His shoulders sagged as the tension rushing from them deflated his body. “Really? He’s ok?”
“For now, yes. The rest is going to be up to him. The next few days will tell us a lot.”
“Thank you so much. God, I can’t believe he’s ok. Thank you!”
“Don’t thank me yet. I still don’t know how this will turn out. And you are going to be giving him a bunch of shots at home.”
“Ok. I think we can do that. I’m so sorry. I don’t know what happened to me back there. I’ve seen so much worse as a cop.”
“It’s different when there’s an emotional attachment. Come on back over. He should be done with the fluids about now.”
Lamb and owner reunited and sent on their way, I relaxed into the evening. The next morning, the world ended.
As I climbed from my truck into the eerie stillness of the neighborhood of small ranchettes, reality fractured. Nothing moved that afternoon. Road noise was muffled; the sky was empty. It felt as though time had stopped, yet here I was, checking on a sick lamb.
The woman at the door looked both frazzled and unaccustomed to being so. Her gestures were the jerky movements of someone unused to a lack of control. “I’m sorry. I’m not usually like this. I’m just so worried about him. He doesn’t want to play, and he’s not eating much.”
“Ok, let’s take a look at him. He may just be a bit painful. He did have a fairly major surgery last night after all.”
“Oh, do you think that could be it? I hadn’t thought of that. I know you must think I’m so silly to be worried about a stupid sheep with everything else that’s going on today.”
“No, you’re not stupid. He’s obviously important to you. I do have to admit that you are my only appointment so far today.”
“I bet. I called work and told them that I couldn’t come in. That I have to take care of my lamb.” A slightly chagrined look crossed her face. “I’m a cop, too. They called all of us in. That’s why my husband isn’t home. But I told them I wasn’t leaving my lamb.”
And I fell a few more feet down the rabbit hole.
The lamb looked at me brightly from his soft bed in the kitchen. Vitals, hydration, incision, everything looked fine. “Is he straining to pass manure at all?”
“No, he hasn’t had any trouble with that.”
“No problems giving him the antibiotics?”

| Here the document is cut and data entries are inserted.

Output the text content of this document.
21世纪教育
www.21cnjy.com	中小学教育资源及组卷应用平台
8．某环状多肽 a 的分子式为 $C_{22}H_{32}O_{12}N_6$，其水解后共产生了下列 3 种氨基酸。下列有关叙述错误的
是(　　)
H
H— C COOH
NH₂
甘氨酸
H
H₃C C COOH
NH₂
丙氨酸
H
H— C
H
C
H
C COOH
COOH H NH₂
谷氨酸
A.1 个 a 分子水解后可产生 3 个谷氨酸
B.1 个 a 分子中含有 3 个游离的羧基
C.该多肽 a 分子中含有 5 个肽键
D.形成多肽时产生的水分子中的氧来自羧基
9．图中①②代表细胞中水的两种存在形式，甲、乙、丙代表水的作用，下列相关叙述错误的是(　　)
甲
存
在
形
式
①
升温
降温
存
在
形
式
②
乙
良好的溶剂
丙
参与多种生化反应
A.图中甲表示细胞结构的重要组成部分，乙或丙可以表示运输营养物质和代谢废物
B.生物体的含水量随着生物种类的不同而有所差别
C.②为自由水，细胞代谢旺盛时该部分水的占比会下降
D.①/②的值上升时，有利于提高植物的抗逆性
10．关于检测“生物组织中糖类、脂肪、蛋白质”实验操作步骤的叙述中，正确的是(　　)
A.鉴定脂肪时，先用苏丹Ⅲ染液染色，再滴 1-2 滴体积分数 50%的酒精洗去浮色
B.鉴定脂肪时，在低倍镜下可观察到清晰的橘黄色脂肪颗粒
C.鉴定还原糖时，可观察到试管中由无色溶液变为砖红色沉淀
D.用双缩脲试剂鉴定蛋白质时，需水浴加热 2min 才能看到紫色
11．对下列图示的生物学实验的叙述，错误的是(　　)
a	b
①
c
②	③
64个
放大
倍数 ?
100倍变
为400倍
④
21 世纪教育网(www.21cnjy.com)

“No. Neither of us like poking him with the needles, but we’ve managed to get it done. But,” her voice softened hopefully, “he is almost due for his evening…”
“Would you like me to give him his evening meds?” This is not an uncommon request.
“Oh, yes. Would you please. I just hate sticking him.”
“Not a problem. I think we’ll increase his pain medication a bit. That should perk him up.”
“So you think he’ll be okay?”
“It’s still pretty early, but everything looks good. I think he’s just feeling a little sad and pathetic.”
“Thank goodness. I was so afraid he had peritonitis or something.”
“No sign of it. I think he’ll be fine.”
As I drove home that evening, down abandoned freeways, past the strangely still airport, ringed with law enforcement cars, I thought of the people who had lost their lives that day, and briefly, of the lamb who had lived.